The net proceeds of the Offering will be added to Laurentian’s general funds and will be used for general corporate purposes (including, subject to the approval of the Office of the Superintendent of Financial Institutions, to fund the redemption of the Preferred Shares Series 10).

This issue is very similar to LB.PR.F, a FixedReset 4.00%+260 announced 2012-10-11 … except that the new issue is NVCC compliant and LB.PR.F ain’t.

Update: In connection with the NVCC compliance, it should be noted that DBRS has provisionally rated this paper at Pfd-3(low):

DBRS assigned the NVCC Preferred Shares Series 13 a rating equal to that Bank’s intrinsic assessment less four rating notches because the Series 13 has only an Office of the Superintendent of Financial Institutions (OSFI)-compliant non-viable contingent capital (NVCC) trigger, which is consistent with the OSFI requirements for NVCC instruments, and no additional triggers.

… which may be compared with Pfd-3 on non-compliant issues.
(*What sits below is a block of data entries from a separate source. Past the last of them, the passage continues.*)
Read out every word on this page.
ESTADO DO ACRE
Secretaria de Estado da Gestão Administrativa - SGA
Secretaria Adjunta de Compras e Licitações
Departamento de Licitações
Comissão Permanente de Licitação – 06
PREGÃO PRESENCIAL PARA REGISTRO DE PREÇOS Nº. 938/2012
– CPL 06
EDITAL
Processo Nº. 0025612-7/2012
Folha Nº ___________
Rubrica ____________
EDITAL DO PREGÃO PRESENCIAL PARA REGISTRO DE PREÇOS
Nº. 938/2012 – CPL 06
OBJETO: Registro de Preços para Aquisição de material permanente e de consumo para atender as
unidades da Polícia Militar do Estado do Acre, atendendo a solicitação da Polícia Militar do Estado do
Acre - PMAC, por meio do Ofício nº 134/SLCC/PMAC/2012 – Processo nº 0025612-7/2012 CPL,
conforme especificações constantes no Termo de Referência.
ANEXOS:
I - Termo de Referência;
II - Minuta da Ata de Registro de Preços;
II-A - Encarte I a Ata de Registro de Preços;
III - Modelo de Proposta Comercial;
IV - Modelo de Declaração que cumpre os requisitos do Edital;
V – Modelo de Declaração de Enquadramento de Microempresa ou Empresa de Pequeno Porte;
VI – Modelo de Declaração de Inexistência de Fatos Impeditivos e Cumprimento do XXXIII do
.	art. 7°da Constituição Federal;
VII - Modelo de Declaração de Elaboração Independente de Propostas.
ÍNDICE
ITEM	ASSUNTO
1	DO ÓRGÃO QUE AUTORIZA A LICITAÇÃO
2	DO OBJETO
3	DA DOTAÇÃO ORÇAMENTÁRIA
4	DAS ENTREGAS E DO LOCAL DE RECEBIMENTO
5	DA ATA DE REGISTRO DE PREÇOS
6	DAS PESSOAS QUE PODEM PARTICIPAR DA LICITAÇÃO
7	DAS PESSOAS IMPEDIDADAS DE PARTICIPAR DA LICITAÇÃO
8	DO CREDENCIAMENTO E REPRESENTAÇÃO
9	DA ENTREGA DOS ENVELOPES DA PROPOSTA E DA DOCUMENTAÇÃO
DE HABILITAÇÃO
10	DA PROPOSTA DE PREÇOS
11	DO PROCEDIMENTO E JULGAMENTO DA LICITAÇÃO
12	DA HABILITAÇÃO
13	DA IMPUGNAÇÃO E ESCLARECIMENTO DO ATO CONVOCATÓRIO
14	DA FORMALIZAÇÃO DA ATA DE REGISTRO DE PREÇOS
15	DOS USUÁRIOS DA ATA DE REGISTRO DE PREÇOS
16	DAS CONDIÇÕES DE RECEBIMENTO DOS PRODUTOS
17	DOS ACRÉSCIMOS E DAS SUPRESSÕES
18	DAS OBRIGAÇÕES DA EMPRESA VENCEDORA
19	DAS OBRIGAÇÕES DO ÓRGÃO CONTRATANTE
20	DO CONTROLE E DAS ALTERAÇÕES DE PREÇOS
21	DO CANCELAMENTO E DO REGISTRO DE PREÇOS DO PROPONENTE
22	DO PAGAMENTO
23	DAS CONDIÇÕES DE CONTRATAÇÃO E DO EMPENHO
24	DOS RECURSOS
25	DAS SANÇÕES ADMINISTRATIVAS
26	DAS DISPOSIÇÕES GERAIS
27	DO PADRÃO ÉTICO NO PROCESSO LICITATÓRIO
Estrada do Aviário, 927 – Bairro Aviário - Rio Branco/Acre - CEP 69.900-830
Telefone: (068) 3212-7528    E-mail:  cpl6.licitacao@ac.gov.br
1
The new issue is rated P-3 by S&P (BB on the global scale):

The ‘BB’ rating stands three notches below the stand-alone credit profile (SACP), incorporating:

  • •A deduction of two notches, the minimum downward notching from the SACP under our criteria for a bank hybrid capital instrument; and
  • •The deduction of an additional notch to reflect that the preferred shares feature a contingent conversion trigger provision. Should a trigger event occur (as defined by The Office of the Superintendent of Financial Institutions’ [OSFI] guideline for Capital Adequacy Requirements, Chapter 2), each preferred share outstanding will automatically and immediately be converted, without the holder’s consent, into a number of fully paid and freely tradable common shares of the bank determined in accordance with a conversion formula.

… which may be compared with P-3(high) on non-compliant issues.